Theories about cancer have been changing in recent years. The conventional collective wisdom points to the “somatic mutation theory,” suggesting that cancer results from DNA damage. A series of mutations leads to oncogenes, which is genetic material that is capable of inducing cancer. Then the cancer follows a typical path to development. This theory has been accepted in established circles for many years.
In 2006, the U.S. launched The Cancer Genome Atlas (TCGA) as part of the sixteen-nation International Cancer Genome Consortium. The objective was to map out all the genes in thousands of cancer cells to pinpoint which mutations were associated with cancers. Then the endeavor was to develop therapies that targeted specific mutations.
While there was considerable excitement at first, years later the results are creating confusion. As summarized in 2015 in the journal Nature, “most mutations formed a bewildering hodgepodge of genetic oddities, with little commonality between tumours.” The reporter further observed, “cancers are often quick to become resistant, typically by activating different genes to bypass whatever cellular process is blocked by the treatment.”

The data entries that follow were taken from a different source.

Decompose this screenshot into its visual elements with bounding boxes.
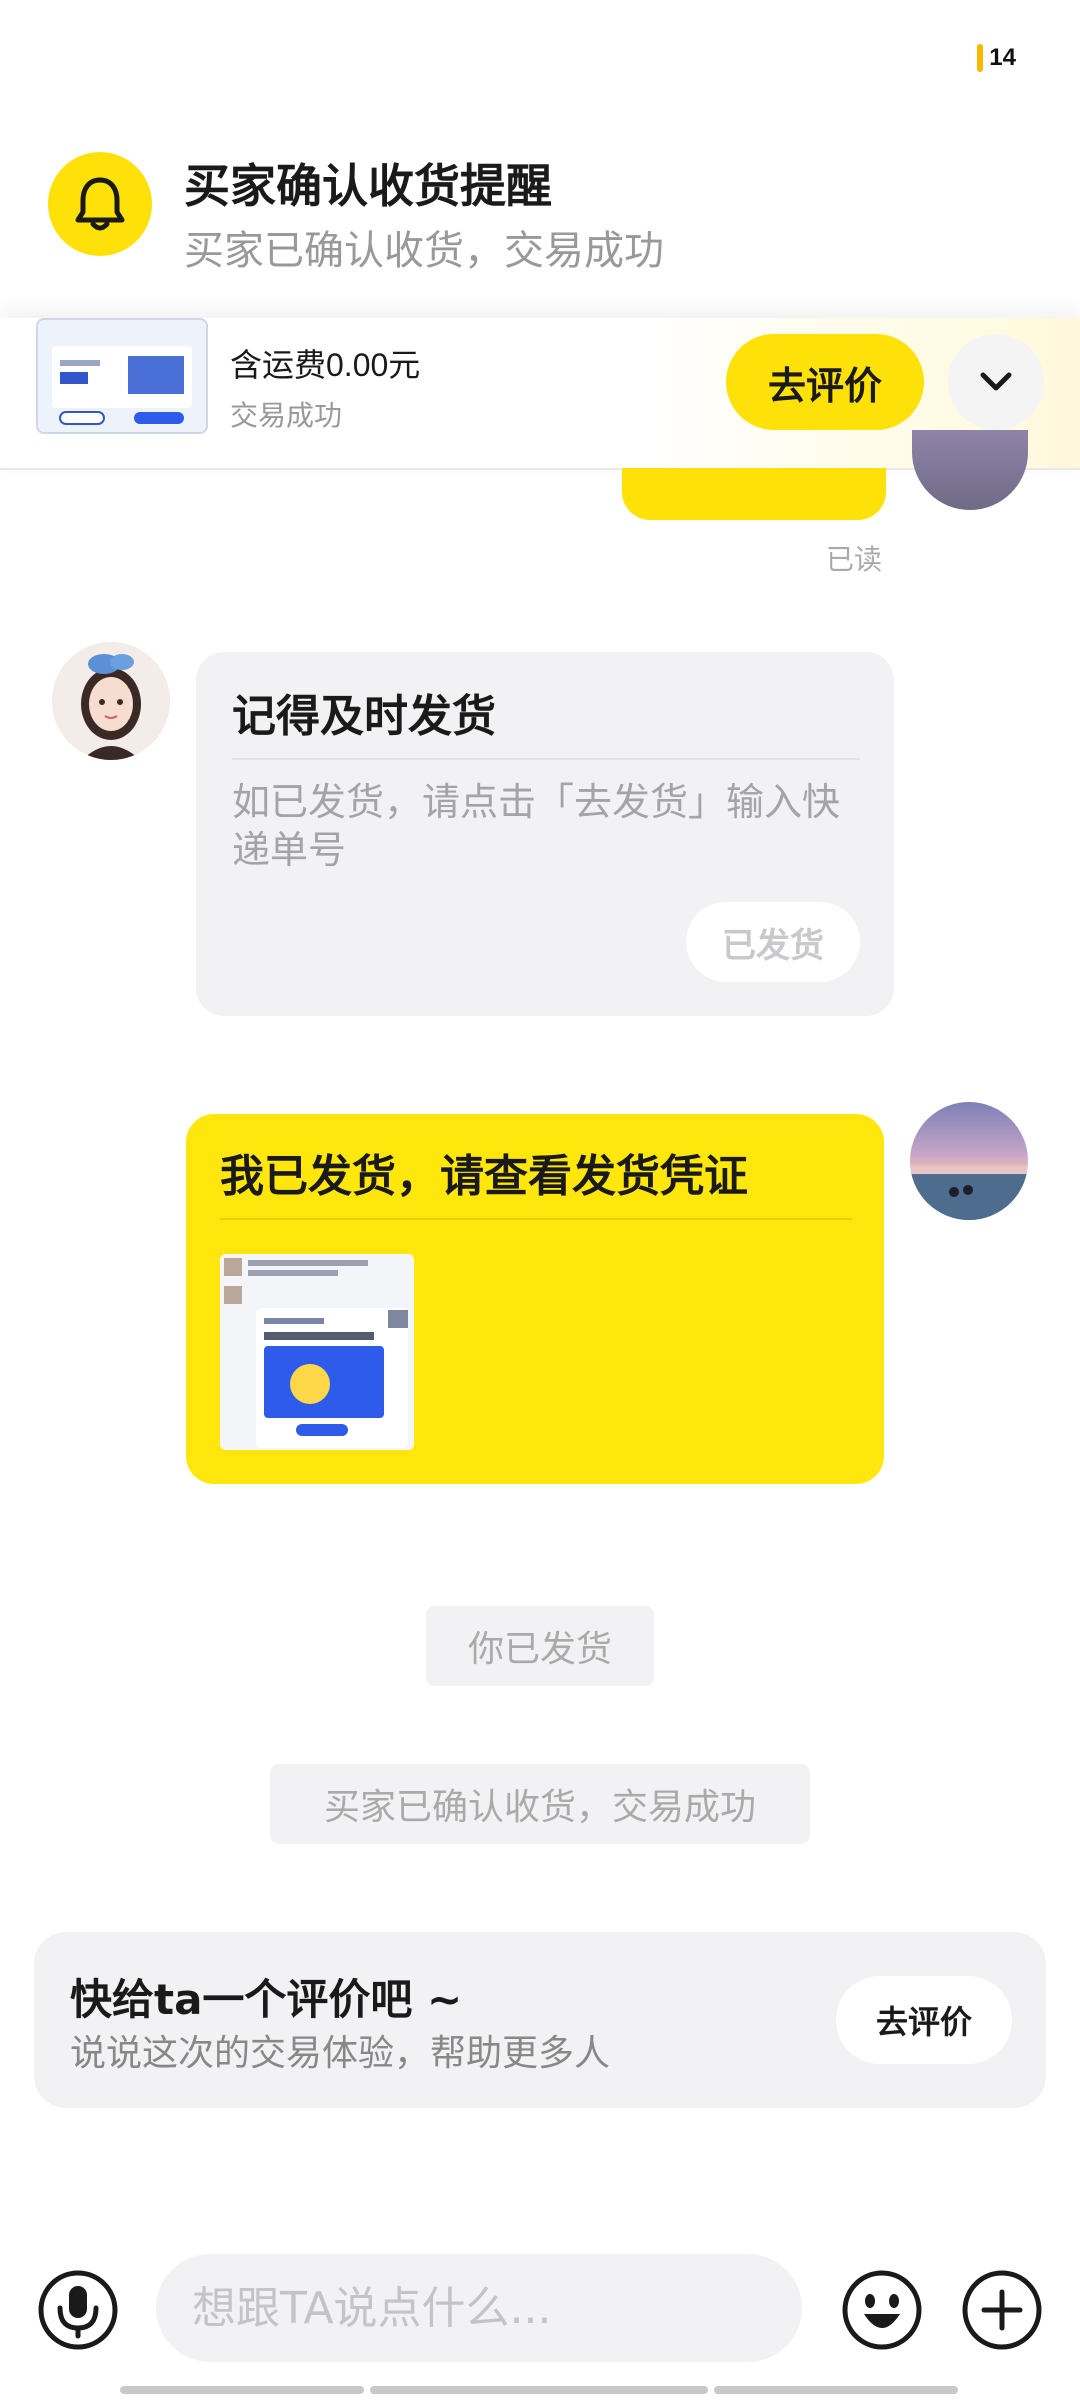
- card-divider: [232, 758, 860, 760]
- emoji-icon[interactable]: [840, 2268, 924, 2352]
- shipped-button[interactable]: 已发货: [686, 902, 860, 982]
- status-bar: [0, 0, 1080, 120]
- order-review-button[interactable]: 去评价: [726, 334, 924, 430]
- seller-avatar[interactable]: [910, 1102, 1028, 1220]
- order-status: 交易成功: [230, 399, 343, 432]
- bell-icon: [48, 152, 152, 256]
- read-receipt: 已读: [826, 543, 883, 576]
- navigation-bar: [120, 2386, 960, 2394]
- order-price: 含运费0.00元: [230, 347, 421, 383]
- product-thumbnail[interactable]: [36, 318, 208, 434]
- seller-avatar-partial[interactable]: [912, 430, 1028, 510]
- plus-icon[interactable]: [960, 2268, 1044, 2352]
- notification-title: 买家确认收货提醒: [184, 159, 552, 213]
- nav-segment: [120, 2386, 364, 2394]
- nav-segment: [370, 2386, 708, 2394]
- ship-reminder-title: 记得及时发货: [232, 691, 496, 742]
- shipping-proof-image[interactable]: [220, 1254, 414, 1450]
- review-prompt-subtitle: 说说这次的交易体验，帮助更多人: [70, 2033, 611, 2074]
- chevron-down-icon[interactable]: [948, 334, 1044, 430]
- previous-message-bubble[interactable]: [622, 468, 886, 520]
- system-message-shipped: 你已发货: [426, 1606, 654, 1686]
- battery-icon: [977, 44, 984, 72]
- review-prompt-title: 快给ta一个评价吧 ~: [70, 1975, 463, 2024]
- battery-level: 14: [989, 44, 1016, 71]
- review-button[interactable]: 去评价: [836, 1976, 1012, 2064]
- shipping-proof-title: 我已发货，请查看发货凭证: [220, 1151, 748, 1202]
- battery-indicator: 14: [977, 44, 1016, 72]
- message-input[interactable]: [156, 2254, 802, 2362]
- buyer-avatar[interactable]: [52, 642, 170, 760]
- ship-reminder-body: 如已发货，请点击「去发货」输入快递单号: [232, 780, 841, 872]
- nav-segment: [714, 2386, 958, 2394]
- system-message-confirmed: 买家已确认收货，交易成功: [270, 1764, 810, 1844]
- notification-subtitle: 买家已确认收货，交易成功: [184, 228, 664, 274]
- microphone-icon[interactable]: [36, 2268, 120, 2352]
- card-divider: [220, 1218, 852, 1220]
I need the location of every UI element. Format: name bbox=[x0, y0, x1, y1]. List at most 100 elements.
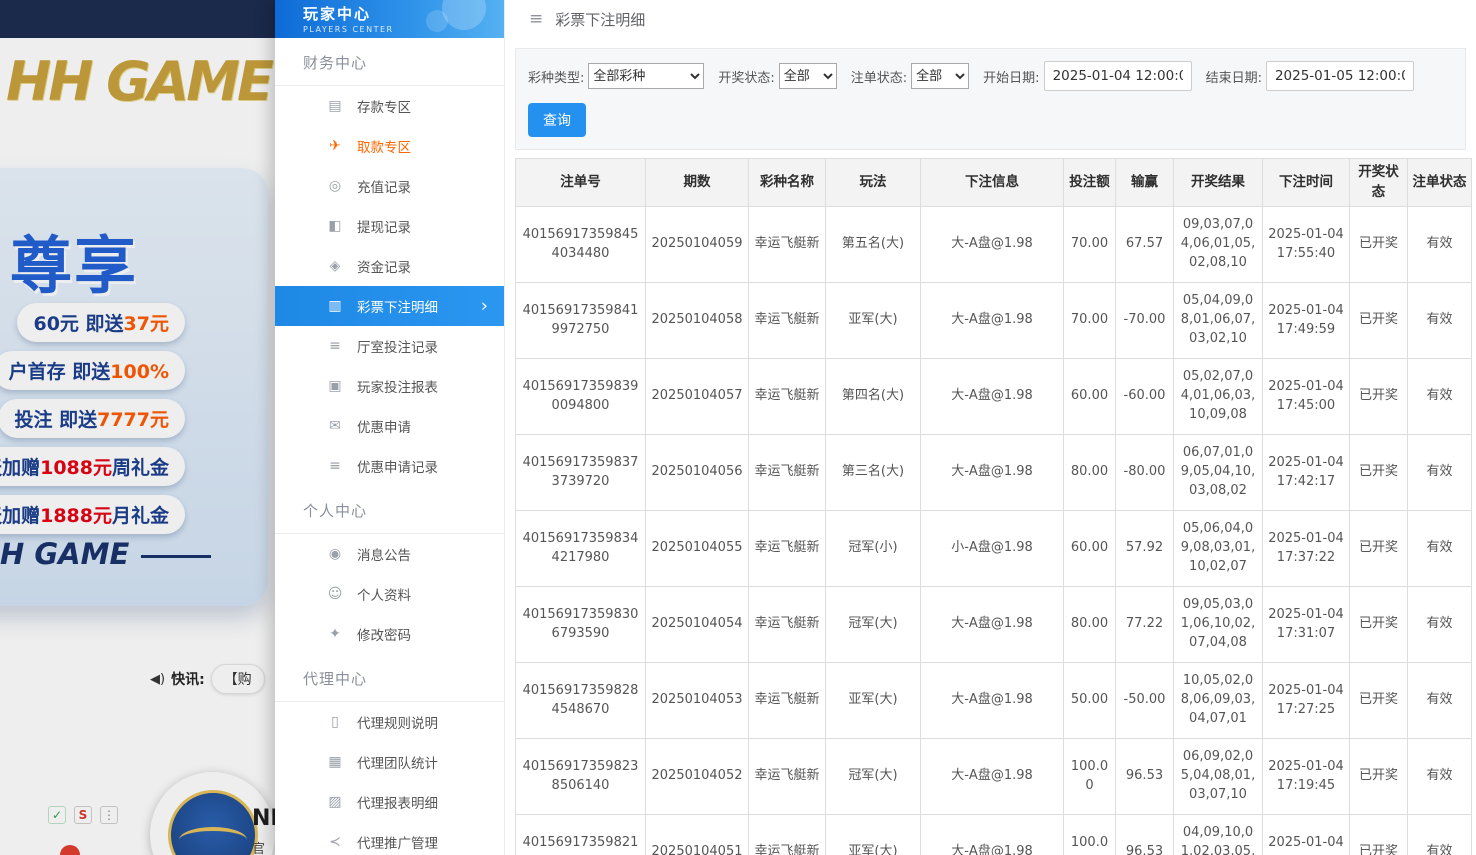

In other words, the group found no consistent mutations that connected to various types of cancers. And when specific targets were identified and therapies developed to block them, the cancer cells bypassed the process. The result has been multiple failures of very costly biologic and targeted therapies.
Thus, the genome project has added skepticism over the conventional somatic mutation theory. Some researchers have concluded that cancer is too complex to understand. Others are working on developing other theories of cancer leading to effective therapeutic alternatives.